6 thoughts on “Why I Try Not to Talk About Things I Know Nothing About

  1. Congratulations on your successful suppression of another person’s expressed thoughts. Down with opinions with which I do not agree! Better that a million voices be silenced that one offensive idea be spoken! Proud of all, y’all. Damn proud.

    • 1) I don’t control the Internet. Anyone can start a blog and say whatever they want.
      2) Because I don’t control the Internet, I am in no position to suppress anyone’s expression whatsoever. I *am* in a position to talk about stuff, which, weirdly enough, is the very type of thing you apparently think shouldn’t be suppressed.
      3) If I’m suppressing someone else’s free expression by talking about them via analogy, then surely you’re suppressing my free expression by throwing a hissy fit on my blog. Hypocrisy much?
      4) Congratulations, you’ve become the first person I’ve seen to play the “free speech” card, even though free speech doesn’t actually apply.

  2. You got me wrong Shaun. I’m high fivin’ you here.

    And you’re spot on – the mob doesn’t censor when we mau-mau somebody into ‘doing the right thing’ and self-censoring, right? Hey, SFSignal has the right to keep that post up. They’re the ones with the delete key.

    Us? We’re just the mob howling outside their doors. All we can do is threaten to marginalize them in the SF&F community, refuse to invite them to participate in projects and media events and make them feel unwelcome at cons. Not like we’re making editorial decisions for them.

    Oh, and I’m absolutely positive Amy didn’t feel in anyway abused or intimidated by the illiberal shit storm we set loose on her doorstep. And hey, if she does, I’m sure she understands that she’s responsible for any emotional pain she suffered for writing words with which we strongly disagree. Am I Right?

    So, yaaaay! Another victory for thoughtful debate! You da man, Shaun. Walk tall. Be proud. Go, go mob-think!

    • 1) There was no mob. There were a bunch of people talking about this on the Internet. And, to nobody’s surprise, some people were upset enough that they didn’t want to have anything to do with SF Signal again. That’s the risk you run by posting anything on the Internet. But a lot of other people were, surprise surprise, just talking about it. If this constitutes a mob, then the foundation of American democracy must not sit well with you.

      2) Even if there was a mob, I wasn’t part of it. I never threatened to ban anyone involved from any conventions, nor did I support anything of that sort. I never said I would quit reading SF Signal. I never sent hatemail to anyone. I wrote a blog post and a few tweets where I criticized what was written. By your own definition, this is free expression. Either I have as much write to expression in my own space as anyone else in theirs or I don’t. You seem to not understand the word “hypocrite.”

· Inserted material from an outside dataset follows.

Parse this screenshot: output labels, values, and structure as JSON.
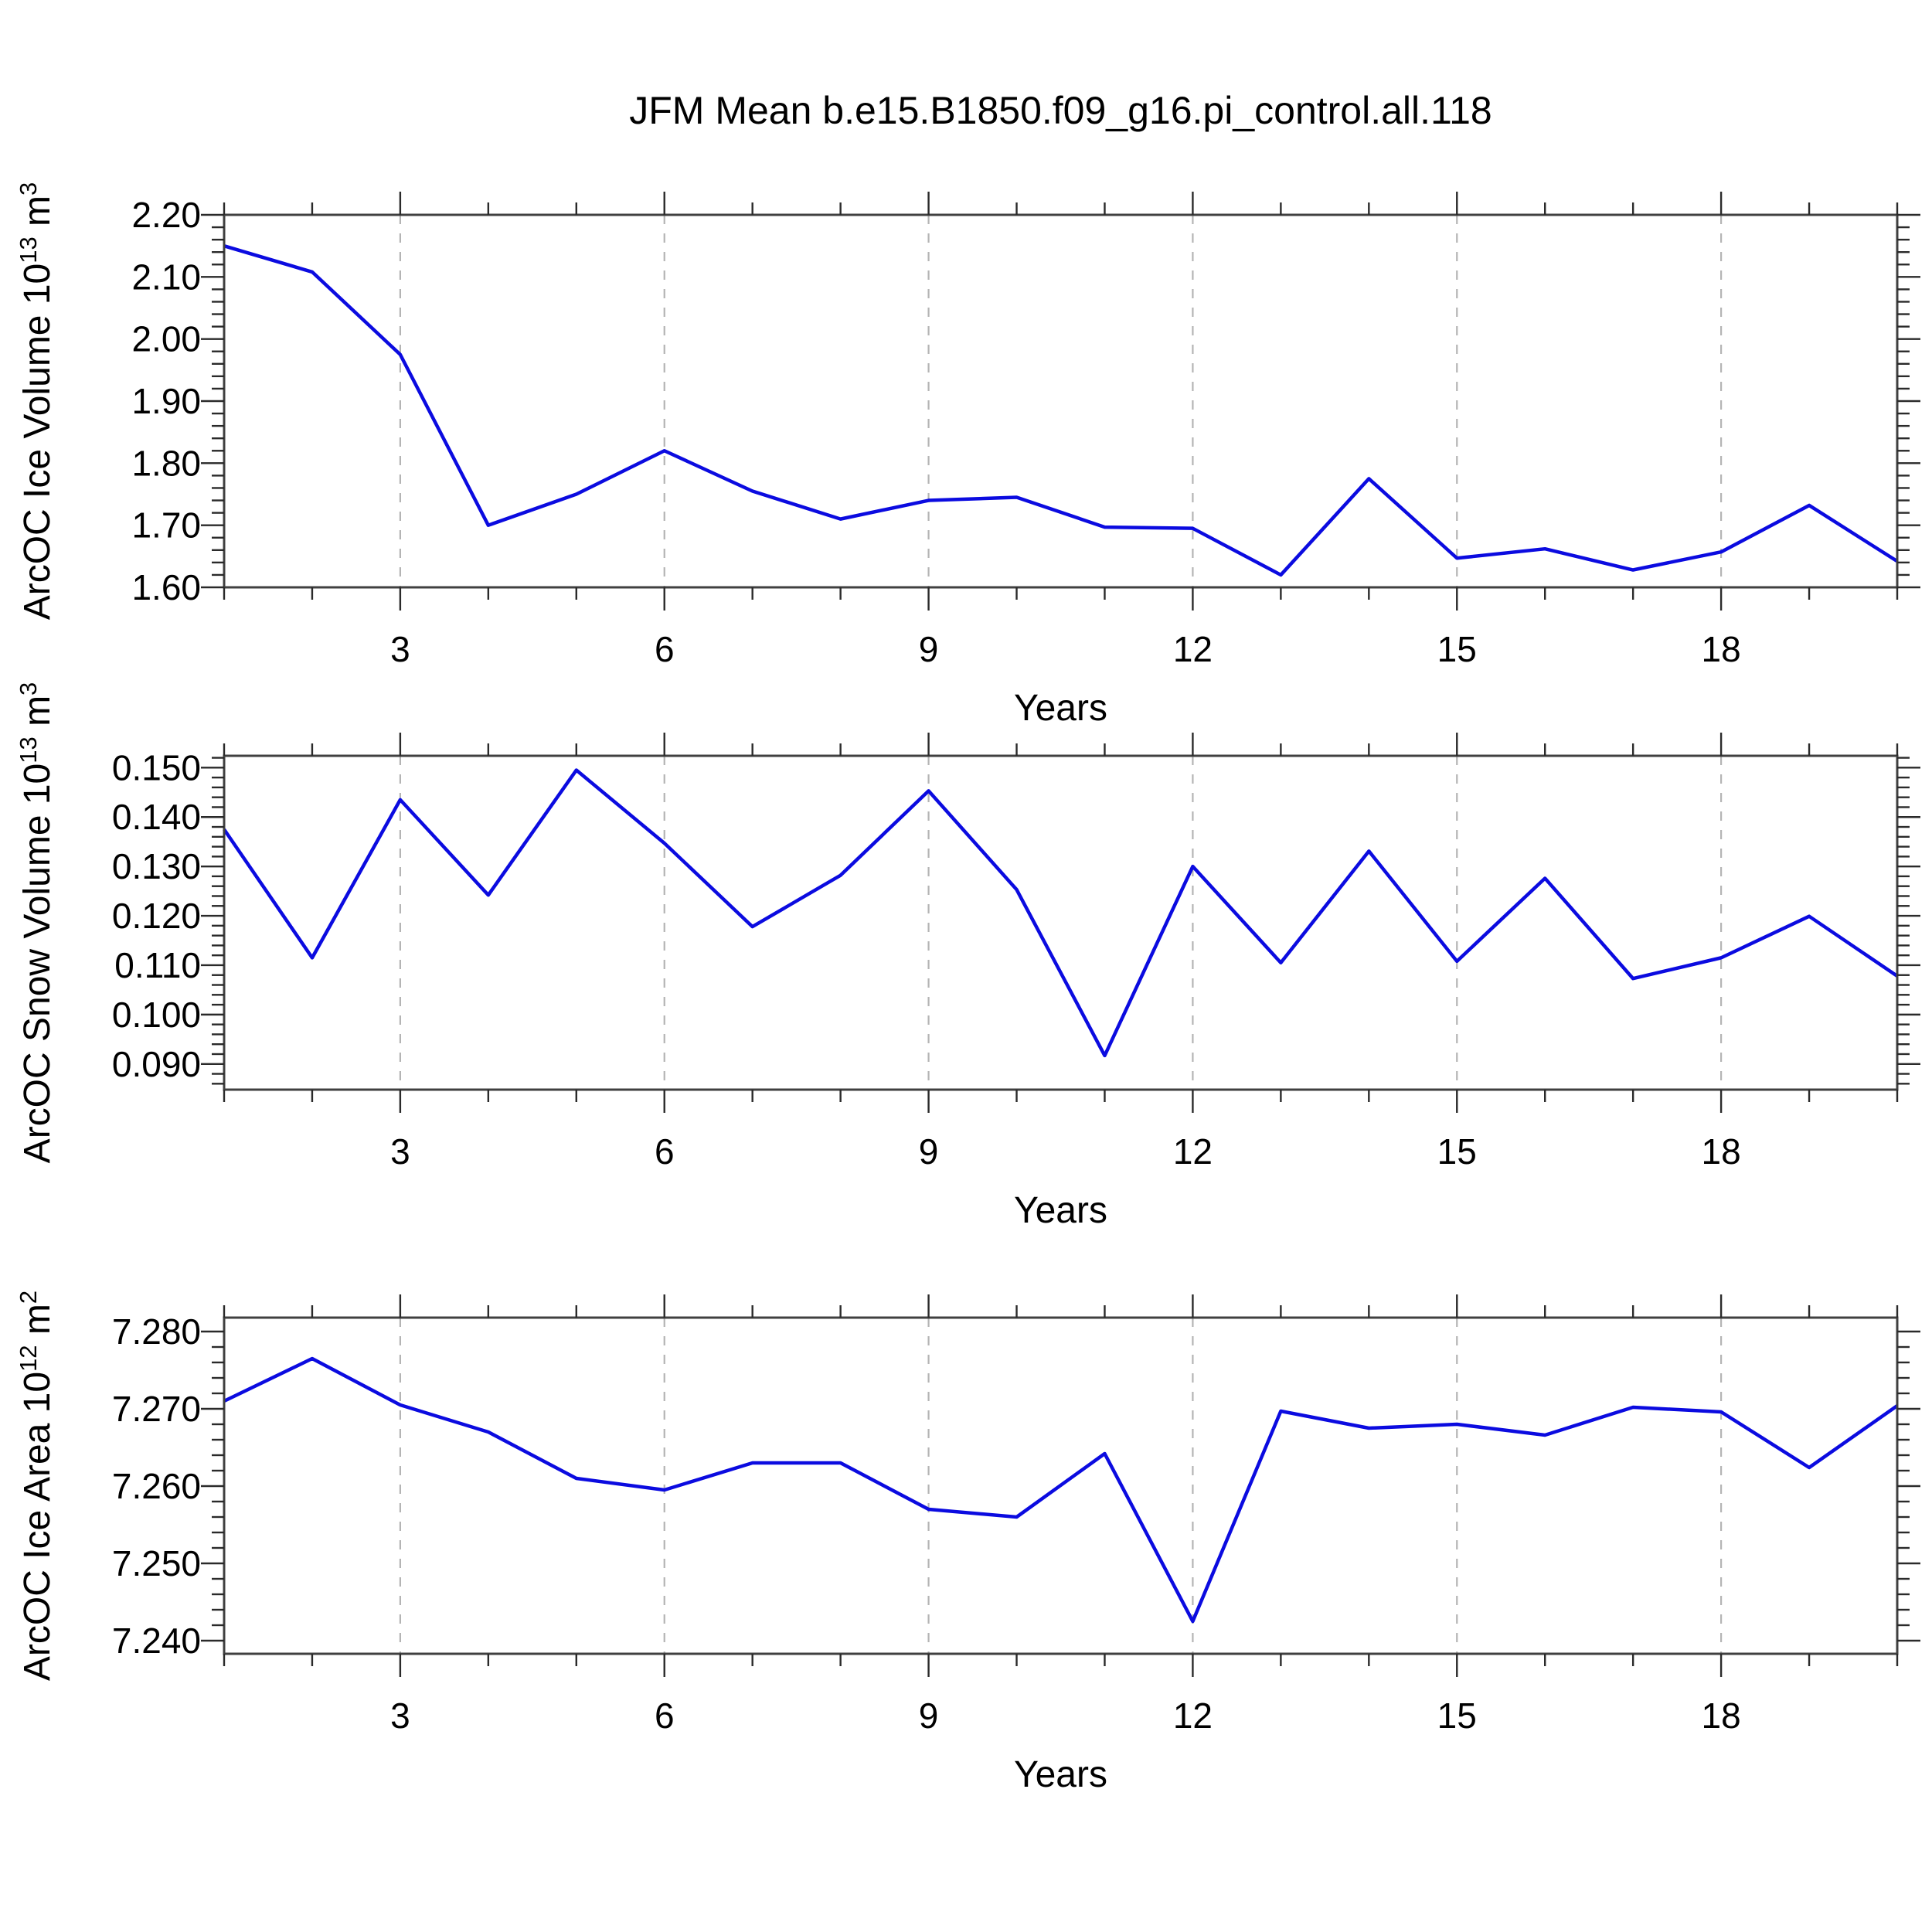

      3) I can’t speak for Amy, so I won’t. That she offended a lot of people is not in question. That she may be feeling terrible about it may also not be in question (I don’t know, since I’m not following everything she writes). I also don’t support anything beyond criticism of her words. I don’t agree with sending hatemail, as certain people involved have done. I don’t agree with sending threats of any sort. You seem to be under the illusion that I’m someone else. You’re arguing against a strawman while trying to be clever, and it’s not really working out for you here.

      4) You also seem to be obliviously unaware of all the interesting posts written about this subject. Debates, surprise surprise, are happening.

      5) If you leave another comment on my blog that flippantly compares someone you disagree with to any person or ideology which literally imprisoned and/or murdered thousands for free expression or just murdered people en mass for any reason, you will have overstayed your welcome. I don’t take kindly to what amounts to variations of the Hitler fallacy on my blog.

      6) The same can be said about flippant references to censorship, which do not apply in this case, since SF Signal is not the government and has full control over its own space, just as I do of mine. I don’t see treating “self-censorship” on the same level as government censorship as anything but absurdity.